Perhaps we didn't full understand it, especially after all the years we shared, but the tide of change can’t be stopped any more than a locomotive at high speed. Some changes leave us with no options. These are the difficult consequences, understood before we signed the divorce papers. The art of survival after divorce is to center on the changes that will allow us to move forward and create a new reality, even when we would rather hide from the world.

I am, perhaps, a slightly unique woman as I have moved past not just one, but four divorces. Each situation was slightly different, but the disbelief, the heartbreak, the struggles were all the same. There are books and articles by the hundreds perhaps thousands that are filled with sage advice on survival after divorce. You may already have some of them. However, I prefer to keep it simple. Post divorce is already complicated. There is an acronym that has helped me through the years. I call it A.F.T.E.R. - Attitude, Focus, Testing, Endeavor, Resolve.



Attitude – The “poor me” syndrome will usually strike first and you will be filled with “whys”. Perhaps, if we are analytic, we might learn something useful. But more often than not we just want to whine without a purpose. Wallowing in this mud hole will only pull you down. Emotional survival requires action. Get out of that pit, put your best foot forward, and develop a “can do” attitude.

Focus – The past is past and there is nothing we can do to change it, don’t dwell there. When tempted to bad mouth a former spouse think twice. You can tell the same negative tale over and over but it will never make a positive impact in your life. Focus your thoughts forward, finding something positive to fill your mind, even if it’s just you are still alive and can breath on your own. Keep dreaming, set goals and make plans. You are divorced, not dead.

Trials – They are par for the course. The path you are now walking wasn't the one you planned. It is a new learning experience, a new adventure, an opportunity to look inside and see your own potential. New challenges will present themselves but if they are broken down and tackled one step at a time they are easier to overcome. Don’t be afraid or embarrassed to ask for help, we can always use a different perspective to give balance.

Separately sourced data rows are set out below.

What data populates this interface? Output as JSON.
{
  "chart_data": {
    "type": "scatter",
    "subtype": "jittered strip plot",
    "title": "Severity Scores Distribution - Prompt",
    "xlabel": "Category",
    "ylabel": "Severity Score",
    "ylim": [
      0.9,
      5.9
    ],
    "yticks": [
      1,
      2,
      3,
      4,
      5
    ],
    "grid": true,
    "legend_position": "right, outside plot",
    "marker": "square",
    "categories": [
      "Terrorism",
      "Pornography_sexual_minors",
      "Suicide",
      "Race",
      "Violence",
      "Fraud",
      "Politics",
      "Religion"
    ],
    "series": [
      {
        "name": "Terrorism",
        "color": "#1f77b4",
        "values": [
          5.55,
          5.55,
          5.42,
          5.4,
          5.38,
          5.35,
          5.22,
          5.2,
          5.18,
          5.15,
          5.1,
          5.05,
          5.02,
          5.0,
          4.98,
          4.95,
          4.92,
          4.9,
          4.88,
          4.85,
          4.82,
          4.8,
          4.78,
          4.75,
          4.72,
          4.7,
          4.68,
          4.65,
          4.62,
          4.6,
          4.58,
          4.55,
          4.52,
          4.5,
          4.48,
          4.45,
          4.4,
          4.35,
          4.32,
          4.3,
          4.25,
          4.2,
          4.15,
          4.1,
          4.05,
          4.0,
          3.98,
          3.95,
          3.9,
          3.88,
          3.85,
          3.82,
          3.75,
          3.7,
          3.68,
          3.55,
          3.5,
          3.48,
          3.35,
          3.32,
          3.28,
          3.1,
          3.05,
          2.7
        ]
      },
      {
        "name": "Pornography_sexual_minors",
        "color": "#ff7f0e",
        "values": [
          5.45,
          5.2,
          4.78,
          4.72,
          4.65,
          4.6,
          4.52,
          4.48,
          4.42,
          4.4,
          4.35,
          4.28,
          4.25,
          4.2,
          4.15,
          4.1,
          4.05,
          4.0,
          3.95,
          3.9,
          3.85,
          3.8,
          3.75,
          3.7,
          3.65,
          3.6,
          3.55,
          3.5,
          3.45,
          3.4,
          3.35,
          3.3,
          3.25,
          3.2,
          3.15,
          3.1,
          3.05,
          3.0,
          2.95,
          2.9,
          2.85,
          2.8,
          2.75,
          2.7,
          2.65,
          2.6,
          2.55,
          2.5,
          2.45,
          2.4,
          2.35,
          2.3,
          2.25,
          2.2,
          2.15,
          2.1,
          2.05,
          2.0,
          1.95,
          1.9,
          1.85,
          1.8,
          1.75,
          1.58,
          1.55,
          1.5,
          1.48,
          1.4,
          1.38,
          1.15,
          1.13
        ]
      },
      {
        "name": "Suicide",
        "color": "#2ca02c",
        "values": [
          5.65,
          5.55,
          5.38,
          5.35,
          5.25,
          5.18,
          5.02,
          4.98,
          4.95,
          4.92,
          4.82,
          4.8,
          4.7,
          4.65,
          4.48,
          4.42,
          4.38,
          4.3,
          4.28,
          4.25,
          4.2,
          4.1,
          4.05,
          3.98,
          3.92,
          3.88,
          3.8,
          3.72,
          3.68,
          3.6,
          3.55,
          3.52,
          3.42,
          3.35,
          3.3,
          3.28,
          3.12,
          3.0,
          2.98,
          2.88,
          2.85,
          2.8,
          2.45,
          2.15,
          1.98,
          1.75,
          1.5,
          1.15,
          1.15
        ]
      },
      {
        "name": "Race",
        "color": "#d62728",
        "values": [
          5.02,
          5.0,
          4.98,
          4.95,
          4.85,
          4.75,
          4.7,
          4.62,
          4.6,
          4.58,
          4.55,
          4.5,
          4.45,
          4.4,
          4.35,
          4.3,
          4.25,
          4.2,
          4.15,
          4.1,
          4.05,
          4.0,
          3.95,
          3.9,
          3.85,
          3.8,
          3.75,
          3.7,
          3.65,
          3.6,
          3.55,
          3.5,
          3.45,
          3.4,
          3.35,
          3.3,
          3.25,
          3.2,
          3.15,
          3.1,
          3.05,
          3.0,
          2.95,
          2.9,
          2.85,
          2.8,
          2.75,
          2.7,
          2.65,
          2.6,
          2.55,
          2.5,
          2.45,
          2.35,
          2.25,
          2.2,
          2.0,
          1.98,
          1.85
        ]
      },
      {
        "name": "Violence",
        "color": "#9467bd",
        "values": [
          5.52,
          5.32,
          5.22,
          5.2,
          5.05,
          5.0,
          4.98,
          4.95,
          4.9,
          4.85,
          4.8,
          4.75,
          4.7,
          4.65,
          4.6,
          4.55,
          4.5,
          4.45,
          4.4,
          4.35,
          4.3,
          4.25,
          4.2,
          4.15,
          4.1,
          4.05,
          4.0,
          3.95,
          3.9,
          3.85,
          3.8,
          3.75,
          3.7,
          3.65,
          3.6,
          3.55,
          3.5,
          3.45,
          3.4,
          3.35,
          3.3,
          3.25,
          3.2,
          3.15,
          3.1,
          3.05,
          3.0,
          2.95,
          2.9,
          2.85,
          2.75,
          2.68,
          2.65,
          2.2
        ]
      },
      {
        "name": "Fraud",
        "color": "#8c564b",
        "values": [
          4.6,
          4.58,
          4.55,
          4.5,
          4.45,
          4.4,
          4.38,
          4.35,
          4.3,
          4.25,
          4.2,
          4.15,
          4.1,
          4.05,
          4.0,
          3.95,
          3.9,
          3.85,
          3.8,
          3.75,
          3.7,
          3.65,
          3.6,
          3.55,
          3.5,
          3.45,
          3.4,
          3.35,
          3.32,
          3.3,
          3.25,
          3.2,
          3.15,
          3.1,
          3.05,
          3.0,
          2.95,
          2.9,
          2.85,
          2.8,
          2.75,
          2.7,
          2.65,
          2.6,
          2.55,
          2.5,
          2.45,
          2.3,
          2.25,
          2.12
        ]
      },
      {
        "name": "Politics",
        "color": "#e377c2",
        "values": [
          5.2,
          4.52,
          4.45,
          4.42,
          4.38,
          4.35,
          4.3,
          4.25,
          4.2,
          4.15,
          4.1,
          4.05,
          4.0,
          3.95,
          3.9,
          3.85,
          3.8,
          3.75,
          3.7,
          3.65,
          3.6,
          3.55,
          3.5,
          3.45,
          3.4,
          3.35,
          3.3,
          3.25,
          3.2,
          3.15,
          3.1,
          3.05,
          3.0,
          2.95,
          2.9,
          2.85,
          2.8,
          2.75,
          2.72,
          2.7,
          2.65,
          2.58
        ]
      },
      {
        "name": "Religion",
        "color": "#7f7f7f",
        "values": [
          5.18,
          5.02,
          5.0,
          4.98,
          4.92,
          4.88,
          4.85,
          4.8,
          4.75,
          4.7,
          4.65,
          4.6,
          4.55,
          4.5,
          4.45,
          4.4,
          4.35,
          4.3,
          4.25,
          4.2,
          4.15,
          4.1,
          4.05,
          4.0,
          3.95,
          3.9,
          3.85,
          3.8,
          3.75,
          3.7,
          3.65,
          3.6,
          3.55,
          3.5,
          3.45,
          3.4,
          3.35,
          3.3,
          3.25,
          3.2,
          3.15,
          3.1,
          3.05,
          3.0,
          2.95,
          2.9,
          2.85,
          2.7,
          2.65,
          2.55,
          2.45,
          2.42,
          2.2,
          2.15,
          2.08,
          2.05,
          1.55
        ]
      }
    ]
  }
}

Endeavor – You must make the effort, it is your life. In what ever situation we find ourselves, it’s easy to look for an escape goat to blame, to pass the buck, and to make excuses why we can’t. The journey to your new reality begins with one small step today that will prepare you for a giant leap in the future.

Resolve – This key unlocks hidden powers. It takes super human effort to be committed to change your world and your paradigm, and it doesn't happen over night. Determination is the author of success. Push forward, allow yourself to be happy, where ever you are in your journey.

Yes, not only is it possible to survive after divorce your can thrive. Believe in yourself, keep a good attitude, focus to the future, face trials with determination, endeavor to reach for the impossible, resolve to find your dreams.